Praxisbeispiel: Auflösung des Gefahrstofflagers

Der Arbeitgeber will das Gefahrstofflager auf Grund der gesetzlichen Auflagen und damit verbundenen Kosten aufgeben und sich benötigte Gefahrstoffe bei Bedarf direkt an die Arbeitsplätze liefern lassen. Mindestens drei Arbeitsplätze würden entfallen.

  1. Im ersten Schritt hinterfragen beide Seiten die jeweiligen Ziele. Der Arbeitgeber will Kosten und Aufwand senken, der Betriebsrat die Arbeitsplätze der Arbeitnehmer erhalten bzw. Kündigungen verhindern.
  2. Die klassische „Sowohl als auch“-Lösung wäre, die betroffenen Arbeitnehmer an anderer Stelle im Betrieb weiterzubeschäftigen.
  3. Es kann aber auch anders gelöst werden: Die bisher outgesourcte Reinigung von Tanks wird wieder ins Unternehmen zurückgeholt und damit die notwendigen Arbeitsplätze geschaffen.
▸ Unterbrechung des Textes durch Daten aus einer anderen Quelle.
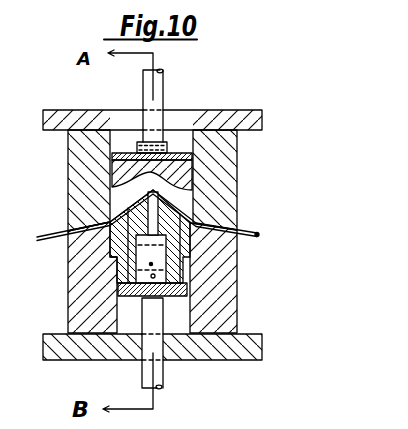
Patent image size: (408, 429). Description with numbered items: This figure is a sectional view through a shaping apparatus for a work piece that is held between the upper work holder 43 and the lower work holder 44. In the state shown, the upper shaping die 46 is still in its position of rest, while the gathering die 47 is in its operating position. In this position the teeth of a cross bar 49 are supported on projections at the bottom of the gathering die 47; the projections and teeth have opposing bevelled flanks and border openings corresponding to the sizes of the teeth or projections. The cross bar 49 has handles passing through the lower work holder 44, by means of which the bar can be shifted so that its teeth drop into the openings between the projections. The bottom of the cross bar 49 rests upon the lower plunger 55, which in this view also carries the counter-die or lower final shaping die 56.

The upper work holder 43 is at (96, 169).
The lower work holder 44 is at (222, 308).
The upper shaping die 46 is at (180, 170).
The gathering die 47 is at (147, 200).
The cross bar 49 is at (150, 264).
The lower plunger 55 is at (118, 292).
The lower final shaping die 56 is at (171, 270).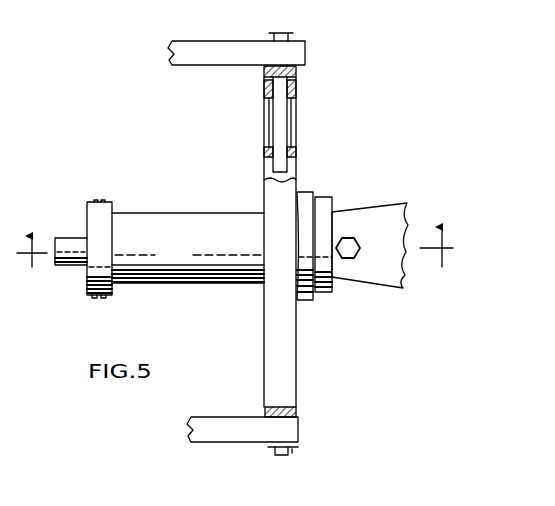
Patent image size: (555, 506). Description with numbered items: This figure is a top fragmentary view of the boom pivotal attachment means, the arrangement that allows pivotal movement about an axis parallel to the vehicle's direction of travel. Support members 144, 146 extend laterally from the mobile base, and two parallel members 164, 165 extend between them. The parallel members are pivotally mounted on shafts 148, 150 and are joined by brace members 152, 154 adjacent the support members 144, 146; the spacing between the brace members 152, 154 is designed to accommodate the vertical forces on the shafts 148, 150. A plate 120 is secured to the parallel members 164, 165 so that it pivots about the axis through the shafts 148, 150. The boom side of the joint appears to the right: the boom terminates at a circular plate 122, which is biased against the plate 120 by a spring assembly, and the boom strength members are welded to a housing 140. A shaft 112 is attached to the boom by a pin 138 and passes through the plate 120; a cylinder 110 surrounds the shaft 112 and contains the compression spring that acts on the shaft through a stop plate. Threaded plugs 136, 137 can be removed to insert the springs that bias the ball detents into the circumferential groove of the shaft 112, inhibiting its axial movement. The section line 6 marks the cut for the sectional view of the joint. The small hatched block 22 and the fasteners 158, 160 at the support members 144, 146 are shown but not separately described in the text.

The section line 6- 6 is at (234, 245).
The mounting block 22 is at (296, 72).
The cylinder 110 is at (148, 228).
The shaft 112 is at (62, 240).
The plate 120 is at (303, 197).
The circular plate 122 is at (322, 200).
The threaded plug 136 is at (97, 297).
The threaded plug 137 is at (98, 200).
The pin 138 is at (352, 248).
The housing 140 is at (402, 215).
The support member 144 is at (222, 52).
The support member 146 is at (238, 423).
The shaft 148 is at (280, 110).
The shaft 150 is at (277, 448).
The brace member 152 is at (263, 90).
The brace member 154 is at (265, 155).
The upper fastener 158 is at (288, 35).
The lower fastener nut 160 is at (292, 448).
The parallel member 164 is at (274, 322).
The parallel member 165 is at (290, 127).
  4. Oder aber der Arbeitgeber lässt sich die Gefahrstoffe nicht liefern, sondern von einem eigenen Fahrdienst, bestehend aus den bisherigen Arbeitnehmern, abholen.
  5. Nach dem Motto „Keines von beidem“ behält der Arbeitgeber das Gefahrstofflager mit reduziertem Aufwand bei. Er entfernt jene Stoffe, die wegen ihrer Gefährlichkeit den größten Aufwand verursachen. Diese lässt er sich künftig liefern.
Autor*in: Martin Buttenmüller (ist Journalist und Chefredakteur des Fachmagazins Betriebsrat INTERN.)